Inaugurado há mais de 30 anos, o Hospital e Pronto-Socorro Municipal de Cuiabá (HPSMC) continua considerado “a porta do cemitério” para muitos usuários do Sistema Único de Saúde (SUS) e reflexo da má gestão da saúde pública no Estado de Mato Grosso. Com poucos hospitais regionais no interior e os municípios sem condições de garantir serviços mais complexos, no Pronto-Socorro de Cuiabá a superlotação aumenta a cada dia. Pelo menos 100 pessoas estão sendo atendidas em leitos improvisados, pelos corredores, enfermarias e inclusive na Sala Vermelha. Muitos já morreram na cadeira ou maca antes de conseguir um leito de UTI.
Ou seja, um verdadeiro caos, em consequência da falta de um hospital estadual na capital para atender pessoas que vêm do interior ou de outros estados, como Rondônia e Pará, e até de outro país (Bolívia). Faltam leitos para os setores de urgência e emergência e também para o os casos de cirurgia eletiva (pacientes que não correm risco de morte).

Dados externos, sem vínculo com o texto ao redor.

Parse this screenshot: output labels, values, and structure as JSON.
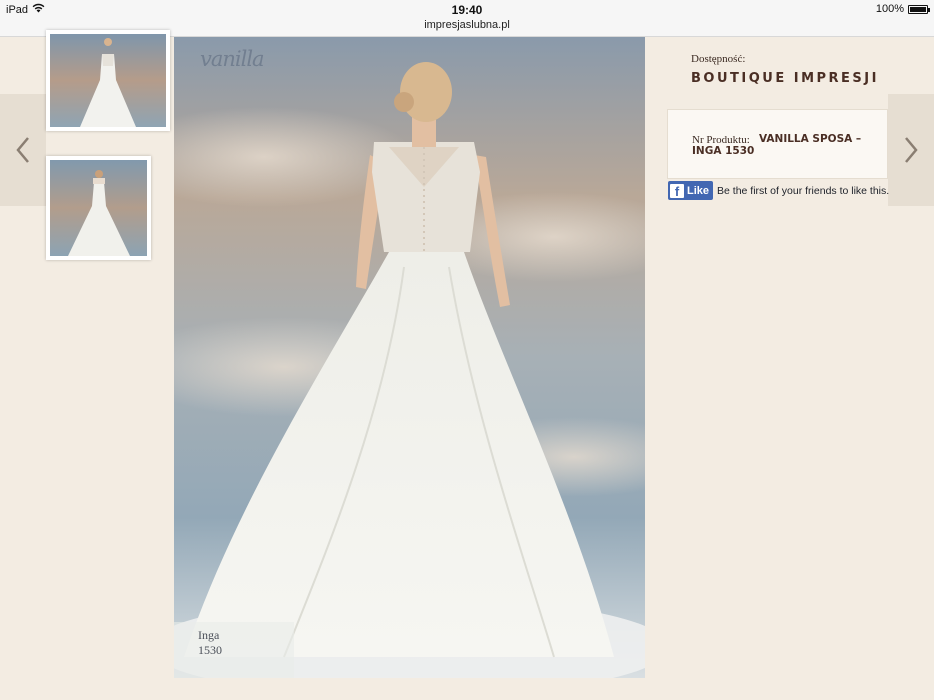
{
  "status_bar": {
    "device": "iPad",
    "time": "19:40",
    "url": "impresjaslubna.pl",
    "battery": "100%",
    "battery_level": 1.0
  },
  "gallery": {
    "brand": "vanilla",
    "caption_line1": "Inga",
    "caption_line2": "1530",
    "thumbnails": [
      "thumbnail-front",
      "thumbnail-back"
    ]
  },
  "product": {
    "availability_label": "Dostępność:",
    "availability_value": "BOUTIQUE IMPRESJI",
    "product_number_label": "Nr Produktu:",
    "product_number_value": "VANILLA SPOSA – INGA 1530"
  },
  "facebook": {
    "like_label": "Like",
    "social_text": "Be the first of your friends to like this."
  },
  "icons": {
    "prev": "chevron-left-icon",
    "next": "chevron-right-icon",
    "wifi": "wifi-icon",
    "battery": "battery-icon",
    "facebook": "facebook-icon"
  },
  "colors": {
    "page_background": "#f3ece2",
    "heading_brown": "#4a2e24",
    "facebook_blue": "#4267b2"
  }
}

Apesar de ser a principal referência em urgência e emergência do Estado, o Pronto-Socorro de Cuiabá (PSMC) comporta apenas 207 leitos. No entanto, mais de 100 leitos são improvisados entre corredores e outros pacientes são amontoados em macas, em salas de emergência até cinco vezes mais lotadas.
Vivendo há anos a dura realidade do Pronto-Socorro, um servidor relatou à reportagem do Circuito Mato Grosso, esta semana, que pelo menos 64 pacientes estão acomodados em macas e cadeiras na unidade de suturas e traumas.
Além disso, há um excedente de até 32 leitos na sala vermelha, de emergência para pacientes clínicos, como enfartados, com Acidente Vascular Cerebral (AVC), tuberculose, soropositivos (HIV), pneumonia grave, entre outros, amontoados no local que deveria abrigar apenas oito leitos.
Ainda no segundo andar, existem três Unidades de Tratamento Intensivo (UTI), com 37 leitos, ala infantil apenas para pacientes graves e estáveis, com 26 leitos, sem um lugar apropriado para isolamento de crianças infectocontagiosas, com meningite, tuberculose, por exemplo, que ficam abrigadas no consultório.
Somente no primeiro andar são 60 leitos de retaguarda, destinados a quatro enfermarias, com verba especial do Ministério da Saúde, que deveria ter na prática dois médicos 24 horas de plantão, mais quatro enfermeiros para cada período e 16 técnicos de enfermagem.
Detecta-se ausência de médicos no período noturno, que trabalham apenas oito horas diárias, apenas dois enfermeiros para atender as enfermarias e oito técnicos de enfermagem. Ou seja, a metade do efetivo de plantão.
No quarto andar há 10 leitos para isolamento adulto, 34 para ortopedia e 26 para clínica cirúrgica. Enquanto isso, o terceiro andar aguarda o término da reforma para atender a pediatria.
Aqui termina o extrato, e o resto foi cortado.